Latency Budgets
Voice demands sub-second time-to-first-audio. Pauses over 2 seconds feel broken; the typical 500-800ms target sits at the edge of what users perceive as conversational. Build streaming response synthesis so speech starts before the full answer is computed — the LLM emits tokens, the TTS engine speaks them as they arrive, and the user hears the agent thinking in real time. Users tolerate short pauses mid-speech better than long lead-in silence; a one-second silence at turn start kills perceived intelligence in a way a one-second pause mid-sentence does not. Streaming ASR (Deepgram, AssemblyAI, Whisper streaming) on the input side and streaming TTS (ElevenLabs Turbo, OpenAI tts-1, Cartesia Sonic) on the output side are the table-stakes choices.
Voice latency budget — chat answer to "what's my order status?"
ASR partial transcript final ~120ms after user stops
LLM first token ~280ms (Claude 4 Haiku, Groq, fireworks)

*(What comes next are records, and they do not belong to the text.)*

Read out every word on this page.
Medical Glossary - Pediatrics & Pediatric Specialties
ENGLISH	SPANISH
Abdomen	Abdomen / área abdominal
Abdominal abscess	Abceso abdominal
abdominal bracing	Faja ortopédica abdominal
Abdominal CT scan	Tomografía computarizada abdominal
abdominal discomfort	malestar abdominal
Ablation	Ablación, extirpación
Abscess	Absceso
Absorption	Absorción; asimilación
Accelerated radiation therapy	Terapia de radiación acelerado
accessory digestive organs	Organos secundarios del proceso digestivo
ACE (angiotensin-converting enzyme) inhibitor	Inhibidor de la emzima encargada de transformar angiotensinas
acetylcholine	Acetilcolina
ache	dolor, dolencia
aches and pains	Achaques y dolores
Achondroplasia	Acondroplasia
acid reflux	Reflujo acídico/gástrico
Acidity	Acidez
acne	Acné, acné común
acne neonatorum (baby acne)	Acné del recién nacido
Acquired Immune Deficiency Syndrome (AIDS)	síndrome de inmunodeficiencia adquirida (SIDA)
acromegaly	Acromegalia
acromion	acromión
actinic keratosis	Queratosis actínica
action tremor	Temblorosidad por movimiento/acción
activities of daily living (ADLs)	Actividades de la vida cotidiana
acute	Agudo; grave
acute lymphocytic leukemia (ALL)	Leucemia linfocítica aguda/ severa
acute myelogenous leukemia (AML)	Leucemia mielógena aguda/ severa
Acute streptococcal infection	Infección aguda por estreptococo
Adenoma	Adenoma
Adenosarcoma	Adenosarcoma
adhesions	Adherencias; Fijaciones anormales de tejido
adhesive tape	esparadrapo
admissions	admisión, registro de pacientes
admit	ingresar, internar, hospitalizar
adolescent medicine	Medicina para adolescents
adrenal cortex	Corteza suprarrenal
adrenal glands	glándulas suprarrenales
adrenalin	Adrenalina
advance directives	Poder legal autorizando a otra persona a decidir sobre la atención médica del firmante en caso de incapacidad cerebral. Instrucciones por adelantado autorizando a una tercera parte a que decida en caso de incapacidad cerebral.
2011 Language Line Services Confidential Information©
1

TTS first audio frame ~110ms
Network jitter buffer ~80ms
Time to first audible word ~590ms
Prosody Design
Synthesized voices became indistinguishable from human voices for short utterances during 2024-2025; ElevenLabs v3, OpenAI tts-1-hd, and Cartesia Sonic all hit this bar. Match prosody to context — empathetic tone for complaint handling, crisp and brisk for transactional confirmation, slightly slower for older demographics or accessibility-mandated deployments. Provider APIs expose tone, speed, and stability controls; use them rather than defaulting. The 2026 best practice is per-intent voice profiles: a “billing dispute” voice profile differs from an “order status” voice profile in pace and warmth.
Interruption Handling
Users interrupt — they hear the agent start a wrong answer and they cut in. The agent must detect user speech while it is speaking, stop within 200ms, listen, and respond to the new turn. Poor interruption handling feels rude and trains the customer to wait silently for openings, which makes the conversation feel formal. Most voice-native platforms (Sierra, Decagon, Vapi, Retell) handle this well by default; bolt-on TTS over chat agents typically do not. Verify the behavior on your shortlist by deliberately interrupting during the demo.
Error Recovery
When the agent fails to understand, do not loop endlessly. After two failed attempts on the same intent, offer escalation: “Let me connect you to someone who can help.” A third attempt nearly always frustrates the user and burns trust. Escalation must preserve context — the human agent sees the transcript, the resolved customer ID, and the failed intent without the customer repeating themselves. The pattern that works: handoff includes a one-sentence AI summary the human reads in two seconds before joining the call.
Common Failure Modes
The recurring failures: long silent thinking pauses at turn start; robotic monotone TTS that signals “I am a bot” before the agent says anything; missing barge-in support so the customer cannot interrupt a wrong answer; endless retry loops on misunderstood intents; and missing AI disclosure under EU AI Act Article 50 (“This call may be handled by an AI agent.”) which now applies to most EU-bound voice deployments.
What Changed in 2026
Three shifts: TTS quality crossed the bar where most users cannot tell synthetic from human in short utterances; interruption handling became table stakes for voice-native platforms; and the EU AI Act Article 50 disclosure obligation became enforced practice in EU markets, requiring a clear statement at call open.
Implementation Sequence
A defensible build order: pick the voice-native platform (Sierra, Decagon, Vapi, Retell, hyperscaler offering); design per-intent prosody profiles; instrument latency at every stage; build the human-handoff context bridge; run a 100-call eval with internal participants before any external traffic; soft-launch on one skill at one site; expand and tune.
What to do this week
Listen to one recording of a real customer-AI voice interaction. Time the silences, note the interruption attempts, log the misunderstood intents. Three minutes of careful listening reveals the next sprint better than any dashboard.